THE DOORBELL RINGS. “That must be my dad,” I say as I get up to go answer it.

   It is, laden with two suitcases full of clothes—our latest laundry load. He rolls them both in and wipes sweat from his forehead. He must’ve changed out of his work clothes at the apartment, because he’s wearing his old band T-shirt and jeans with those God-awful flip-flops I wish I had burned years ago. Mr. Rodriguez rounds out of the kitchen with an outstretched hand to meet him.

   “Thank you so much for the hospitality,” Dad says, grasping Mr. Rodriguez’s hand tightly. “Honestly, it means a lot.”

   “It’s no trouble at all. We’ve grown really fond of Rosie.”

   “It’s hard not to,” Dad agrees, and I notice that their hands linger a little longer than necessary in the handshake. I glance up at the two men, trying to read the air between them, but they’re just smiling and I don’t understand it at all.

   Weird.

   Very weird.

   “Mr. Rodriguez has food ready,” I pipe in, leaving the suitcases by the door and herding Dad toward the dining room. Mr. Rodriguez already has the table set, a large plate of pasta in the middle like in those family-style restaurants. Vance squirms a little in his seat as Dad comes in, but then he forces himself to his feet and outstretches a hand.

   “Sir,” he says, clasping Dad’s hand tightly.

   “Nice to see you again,” Dad replies.

 

* * *

 

   —

        THAT EVENING, I eat my weight in Mr. Rodriguez’s spaghetti and meatballs. Over dinner, we talk about nothing—the weather, the movies coming out, and Darien Freeman’s lip-sync battle, which has, by now, been retweeted over half a million times.

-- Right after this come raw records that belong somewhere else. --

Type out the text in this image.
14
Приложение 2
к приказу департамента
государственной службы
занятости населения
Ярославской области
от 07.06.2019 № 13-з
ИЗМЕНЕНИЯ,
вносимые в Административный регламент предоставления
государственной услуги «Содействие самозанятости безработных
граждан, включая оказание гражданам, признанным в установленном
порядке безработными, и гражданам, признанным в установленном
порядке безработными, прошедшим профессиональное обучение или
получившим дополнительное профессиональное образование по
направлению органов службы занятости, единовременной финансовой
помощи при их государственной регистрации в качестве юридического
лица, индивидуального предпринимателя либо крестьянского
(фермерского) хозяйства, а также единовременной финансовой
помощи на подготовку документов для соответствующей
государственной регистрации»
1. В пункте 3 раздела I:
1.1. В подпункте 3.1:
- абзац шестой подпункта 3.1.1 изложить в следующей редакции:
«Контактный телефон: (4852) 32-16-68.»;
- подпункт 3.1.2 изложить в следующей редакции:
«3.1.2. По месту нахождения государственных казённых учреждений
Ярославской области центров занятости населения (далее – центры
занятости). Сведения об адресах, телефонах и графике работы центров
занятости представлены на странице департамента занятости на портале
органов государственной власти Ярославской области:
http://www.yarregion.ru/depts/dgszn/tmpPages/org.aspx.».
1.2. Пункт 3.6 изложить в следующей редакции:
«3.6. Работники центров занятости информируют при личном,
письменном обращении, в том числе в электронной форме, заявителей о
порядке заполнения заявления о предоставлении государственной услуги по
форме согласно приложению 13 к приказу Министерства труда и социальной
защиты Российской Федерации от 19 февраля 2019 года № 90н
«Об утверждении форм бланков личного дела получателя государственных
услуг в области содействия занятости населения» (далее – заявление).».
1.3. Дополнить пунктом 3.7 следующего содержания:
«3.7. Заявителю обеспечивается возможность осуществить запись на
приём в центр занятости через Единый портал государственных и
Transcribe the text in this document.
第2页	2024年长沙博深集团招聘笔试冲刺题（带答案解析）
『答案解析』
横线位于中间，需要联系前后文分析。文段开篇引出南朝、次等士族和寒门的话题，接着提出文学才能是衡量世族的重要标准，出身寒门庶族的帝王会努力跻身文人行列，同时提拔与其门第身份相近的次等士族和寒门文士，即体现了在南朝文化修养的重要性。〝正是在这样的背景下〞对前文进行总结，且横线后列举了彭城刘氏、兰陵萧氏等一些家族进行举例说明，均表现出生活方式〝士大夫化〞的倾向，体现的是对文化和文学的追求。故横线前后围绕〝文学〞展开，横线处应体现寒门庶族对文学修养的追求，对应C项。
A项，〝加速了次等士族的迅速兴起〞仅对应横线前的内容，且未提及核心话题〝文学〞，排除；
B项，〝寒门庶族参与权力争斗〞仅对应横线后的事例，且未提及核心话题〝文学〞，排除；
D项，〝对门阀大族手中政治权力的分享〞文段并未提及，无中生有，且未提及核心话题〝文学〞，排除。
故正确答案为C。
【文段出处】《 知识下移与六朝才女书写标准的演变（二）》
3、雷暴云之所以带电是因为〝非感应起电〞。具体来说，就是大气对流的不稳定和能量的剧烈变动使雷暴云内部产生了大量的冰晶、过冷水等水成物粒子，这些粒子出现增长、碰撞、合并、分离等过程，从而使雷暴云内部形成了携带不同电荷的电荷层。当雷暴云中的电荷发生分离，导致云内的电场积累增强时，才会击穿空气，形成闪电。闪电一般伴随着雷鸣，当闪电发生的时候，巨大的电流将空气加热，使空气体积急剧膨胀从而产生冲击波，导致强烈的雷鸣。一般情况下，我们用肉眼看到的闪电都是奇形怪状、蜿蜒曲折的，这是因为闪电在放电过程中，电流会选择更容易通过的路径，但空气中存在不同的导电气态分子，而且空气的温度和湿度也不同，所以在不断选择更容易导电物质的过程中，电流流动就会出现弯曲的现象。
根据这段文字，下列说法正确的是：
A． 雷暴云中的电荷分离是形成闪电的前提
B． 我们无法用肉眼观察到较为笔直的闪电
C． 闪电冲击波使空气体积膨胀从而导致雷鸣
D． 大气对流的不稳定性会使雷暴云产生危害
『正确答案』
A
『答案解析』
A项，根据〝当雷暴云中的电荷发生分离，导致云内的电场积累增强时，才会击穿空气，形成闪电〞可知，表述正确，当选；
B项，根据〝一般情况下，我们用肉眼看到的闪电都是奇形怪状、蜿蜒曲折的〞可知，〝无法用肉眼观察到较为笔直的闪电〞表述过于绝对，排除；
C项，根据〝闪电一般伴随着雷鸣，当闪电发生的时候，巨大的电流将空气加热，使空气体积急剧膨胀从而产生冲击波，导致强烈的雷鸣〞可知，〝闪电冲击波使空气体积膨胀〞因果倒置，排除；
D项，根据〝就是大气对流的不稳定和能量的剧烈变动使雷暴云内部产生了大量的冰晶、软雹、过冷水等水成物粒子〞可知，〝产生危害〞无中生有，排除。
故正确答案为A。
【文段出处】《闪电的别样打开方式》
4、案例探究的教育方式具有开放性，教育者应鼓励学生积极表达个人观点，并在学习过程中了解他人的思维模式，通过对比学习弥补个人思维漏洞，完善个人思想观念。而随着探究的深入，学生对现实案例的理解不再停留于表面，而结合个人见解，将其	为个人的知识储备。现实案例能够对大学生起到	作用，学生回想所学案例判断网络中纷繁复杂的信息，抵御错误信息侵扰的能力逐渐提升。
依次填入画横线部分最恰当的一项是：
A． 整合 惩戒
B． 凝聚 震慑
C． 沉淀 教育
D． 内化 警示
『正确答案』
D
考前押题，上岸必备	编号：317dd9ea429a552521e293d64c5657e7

   Vance doesn’t say much of anything throughout the dinner. He just sits and listens and bats his meatballs around the plate, trying not to meet Dad’s gaze, and aside from that it sort of feels…strange. Not in a bad way, but in a way I’m not very used to. There isn’t an empty plate at the dinner table, and there isn’t an empty seat where someone once sat.

   It feels…whole.

   “So, what are your plans after high school?” Mr. Rodriguez asks me after a while.

   Oh, the dreaded question. I wipe my mouth, hesitating on what to say. Sorry, I’m a failure and I can’t even complete one essay so I’ll just live as a hermit in my room for the rest of my life reading Starfield novels and eating jerky.

   Ugh, that sounds depressing.

   Dad gives me a patient look from across the table, as if to tell me that it’s okay if I don’t know. He knows I’ve been struggling with the essay portion for a few weeks now, and time certainly is winding down to turn that in. “Well…my mom always wanted me to go to NYU because she went there as an undergrad—that’s where she met Dad.”

   “My wife was an accounting major,” Dad fills in.

   “So I want to go there, too—except for English, not accounting—but the essay prompt is horrid.”